While we have come a long way in making coal cleaner since the early days of coal power, we’re a far cry from being anywhere near clean coal.
The crux of the clean coal pitch is carbon capture and sequestration (CCS) – essentially bottling and burying the C02 that is produced when coal is burned. While this sounds great in theory, in practice it’s pretty near impossible. Why? Because every pound of coal produces about 2.5 pounds of C02. If we flash back to high school chemistry, we’ll remember that when coal burns, oxygen in the air combines with carbon in the coal in what is called an exothermic, or heat-producing, reaction. So far so good for energy generation but with this added oxygen, the C02 now weighs more than the coal’s carbon “body”. This is where CCS is meant to step in to keep all that C02 out of the atmosphere. The process goes as follows: exhaust from the coal power plant is forced through a liquid solvent, which absorbs the C02. This liquid is later reheated to release the gas in another facility where the C02 is compressed to 100 times normal atmospheric pressure and is ready for storage.
But here’s where things really start going sideways. A typical 500-megawatt coal-fired power plant produces close to 10,000 tons of C02 a day. All together, U.S. coal power plants produce 1.5 billon tons a year. To capture all that, we would have to fill 30 million barrels with liquid C02 every single day. How are we supposed to transport and store all of that? To put this in perspective, it took about a century to build the infrastructure we use to store, transport and distribute petroleum. Serious plans to implement and finance such a vast infrastructure project have yet to be publicly proposed, let alone examined. According to the Congressional Research Service, “There are important unanswered questions about pipeline network requirements, economic regulation, utility cost recovery, regulatory classification of C02 itself, and pipeline safety.” Then there’s the increased energy CCS capable coal plants would require. Capturing and compressing C02 would increase the fuel needs of a coal-fired plant by 25-40%, which means more mountaintop mining, more fly ash, and more transportation fuel. And, of course, it’s a dangerous gamble whether the damn stuff will stay buried at the end of all this…
The frustrating part is that more practical, cost effective means of decreasing the carbon footprint of coal are out there. Though clean coal will likely remain a myth, significant and immediately viable steps could be taken right now to make it cleaner.

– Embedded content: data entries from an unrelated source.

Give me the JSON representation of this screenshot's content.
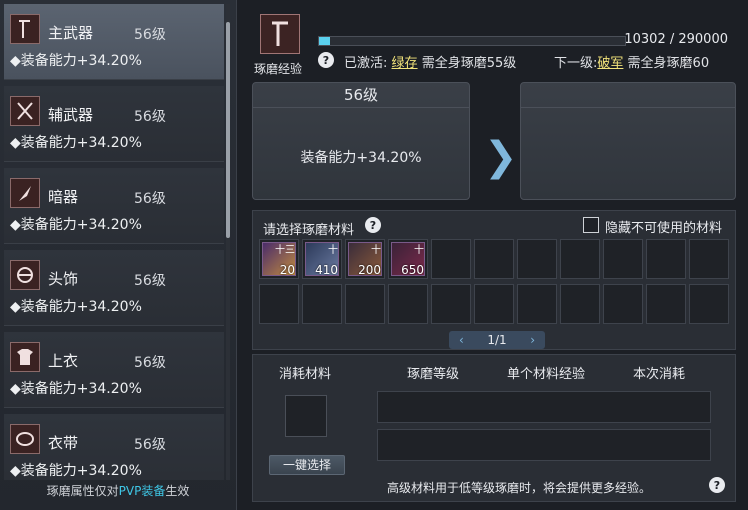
{
  "sidebar": {
    "items": [
      {
        "name": "主武器",
        "level": "56级",
        "bonus": "◆装备能力+34.20%",
        "icon": "weapon-icon",
        "selected": true
      },
      {
        "name": "辅武器",
        "level": "56级",
        "bonus": "◆装备能力+34.20%",
        "icon": "secondary-weapon-icon",
        "selected": false
      },
      {
        "name": "暗器",
        "level": "56级",
        "bonus": "◆装备能力+34.20%",
        "icon": "hidden-weapon-icon",
        "selected": false
      },
      {
        "name": "头饰",
        "level": "56级",
        "bonus": "◆装备能力+34.20%",
        "icon": "headwear-icon",
        "selected": false
      },
      {
        "name": "上衣",
        "level": "56级",
        "bonus": "◆装备能力+34.20%",
        "icon": "top-icon",
        "selected": false
      },
      {
        "name": "衣带",
        "level": "56级",
        "bonus": "◆装备能力+34.20%",
        "icon": "belt-icon",
        "selected": false
      }
    ],
    "footnote_prefix": "琢磨属性仅对",
    "footnote_highlight": "PVP装备",
    "footnote_suffix": "生效"
  },
  "header": {
    "icon_label": "琢磨经验",
    "xp_text": "10302 / 290000",
    "xp_fraction": 0.035,
    "activated_label": "已激活:",
    "activated_link": "绿存",
    "activated_desc": "需全身琢磨55级",
    "next_label": "下一级:",
    "next_link": "破军",
    "next_desc": "需全身琢磨60",
    "help": "?"
  },
  "current": {
    "level": "56级",
    "bonus": "装备能力+34.20%"
  },
  "next": {
    "level": "",
    "bonus": ""
  },
  "materials": {
    "title": "请选择琢磨材料",
    "help": "?",
    "hide_label": "隐藏不可使用的材料",
    "slots": [
      {
        "count": "20",
        "tag": "十三"
      },
      {
        "count": "410",
        "tag": "十"
      },
      {
        "count": "200",
        "tag": "十"
      },
      {
        "count": "650",
        "tag": "十"
      }
    ],
    "page": "1/1"
  },
  "consume": {
    "col1": "消耗材料",
    "col2": "琢磨等级",
    "col3": "单个材料经验",
    "col4": "本次消耗",
    "onekey": "一键选择",
    "note": "高级材料用于低等级琢磨时，将会提供更多经验。",
    "help": "?"
  },
  "colors": {
    "accent": "#5ad0ee",
    "link": "#f2e37a",
    "highlight": "#3fc7e6"
  }
}
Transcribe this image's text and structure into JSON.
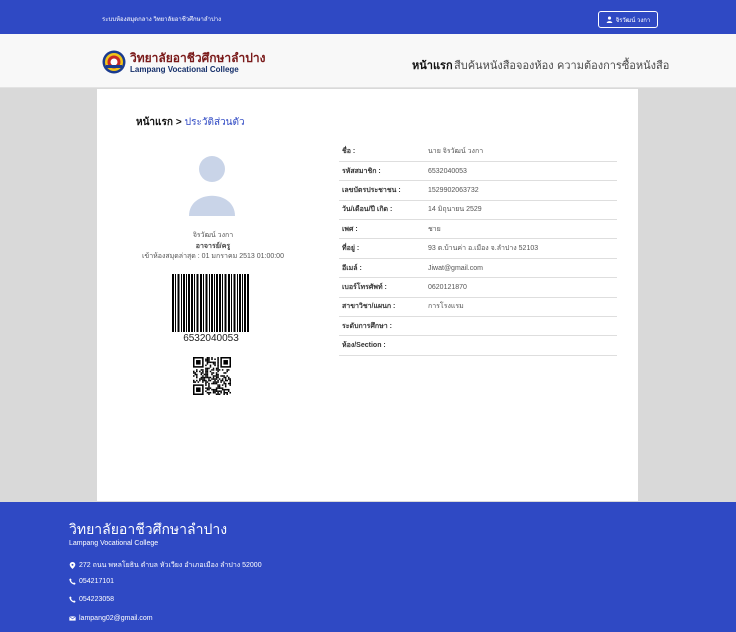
{
  "topbar": {
    "title": "ระบบห้องสมุดกลาง วิทยาลัยอาชีวศึกษาลำปาง",
    "user_label": "จิรวัฒน์ วงกา",
    "user_icon": "user-icon"
  },
  "brand": {
    "name_th": "วิทยาลัยอาชีวศึกษาลำปาง",
    "name_en": "Lampang Vocational College",
    "logo_icon": "college-seal-logo"
  },
  "nav": {
    "home": "หน้าแรก",
    "search": "สืบค้นหนังสือ",
    "booking": "จองห้อง",
    "request": "ความต้องการซื้อหนังสือ"
  },
  "breadcrumb": {
    "home": "หน้าแรก",
    "separator": ">",
    "current": "ประวัติส่วนตัว"
  },
  "profile": {
    "name": "จิรวัฒน์ วงกา",
    "role": "อาจารย์/ครู",
    "last_visit": "เข้าห้องสมุดล่าสุด : 01 มกราคม 2513 01:00:00",
    "barcode_number": "6532040053"
  },
  "details": [
    {
      "label": "ชื่อ :",
      "value": "นาย จิรวัฒน์ วงกา"
    },
    {
      "label": "รหัสสมาชิก :",
      "value": "6532040053"
    },
    {
      "label": "เลขบัตรประชาชน :",
      "value": "1529902063732"
    },
    {
      "label": "วัน/เดือน/ปี เกิด :",
      "value": "14 มิถุนายน 2529"
    },
    {
      "label": "เพศ :",
      "value": "ชาย"
    },
    {
      "label": "ที่อยู่ :",
      "value": "93 ต.บ้านค่า อ.เมือง จ.ลำปาง 52103"
    },
    {
      "label": "อีเมล์ :",
      "value": "Jiwat@gmail.com"
    },
    {
      "label": "เบอร์โทรศัพท์ :",
      "value": "0620121870"
    },
    {
      "label": "สาขาวิชา/แผนก :",
      "value": "การโรงแรม"
    },
    {
      "label": "ระดับการศึกษา :",
      "value": ""
    },
    {
      "label": "ห้อง/Section :",
      "value": ""
    }
  ],
  "footer": {
    "title": "วิทยาลัยอาชีวศึกษาลำปาง",
    "subtitle": "Lampang Vocational College",
    "address": "272 ถนน พหลโยธิน ตำบล หัวเวียง อำเภอเมือง ลำปาง 52000",
    "phone1": "054217101",
    "phone2": "054223058",
    "email": "lampang02@gmail.com"
  },
  "colors": {
    "primary": "#2f49c4",
    "brand_text": "#7a1a1a",
    "link": "#2f49c4"
  }
}
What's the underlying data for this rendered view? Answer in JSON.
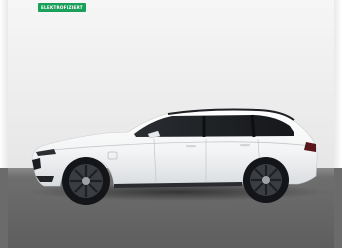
{
  "photo": {
    "badge_label": "ELEKTROFIZIERT",
    "colors": {
      "badge": "#1aa05a",
      "car_body": "#f4f5f6",
      "floor": "#6b6b6b",
      "wall": "#ececec"
    }
  }
}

Blue Marble Energy offers several such solutions, though (and this is a very good thing) we are by no means the only ones. A BME AGATE plant co-located with a coal-fired power plant would provide several key steps towards cleaner coal. Like a pilot fish to a shark, this symbiotic relationship would offer the following perks: flue gas from the plant could be passed through the anaerobic digester, effectively scrubbing particulates like heavy metals, and sulfur; post-digester biomass materials like lignin and other non-digestible fibers could be fed into the plant along with coal; biogas from the digester could provide energy offset for the plant, while waste heat from the plant could be utilized to increase biochemical production.
With all the hope and drive for a more sustainable world it can be hard not to drink the Kool-Aid on things like clean coal. But the cold hard truth is there’s no easy fix to our fossil fuel addiction, and anyone who claims otherwise is trying to sell something. We have to be willing to put in the work, and take small steps towards our goals. After all, it’s only by putting one foot in front of the other that we can climb mountains.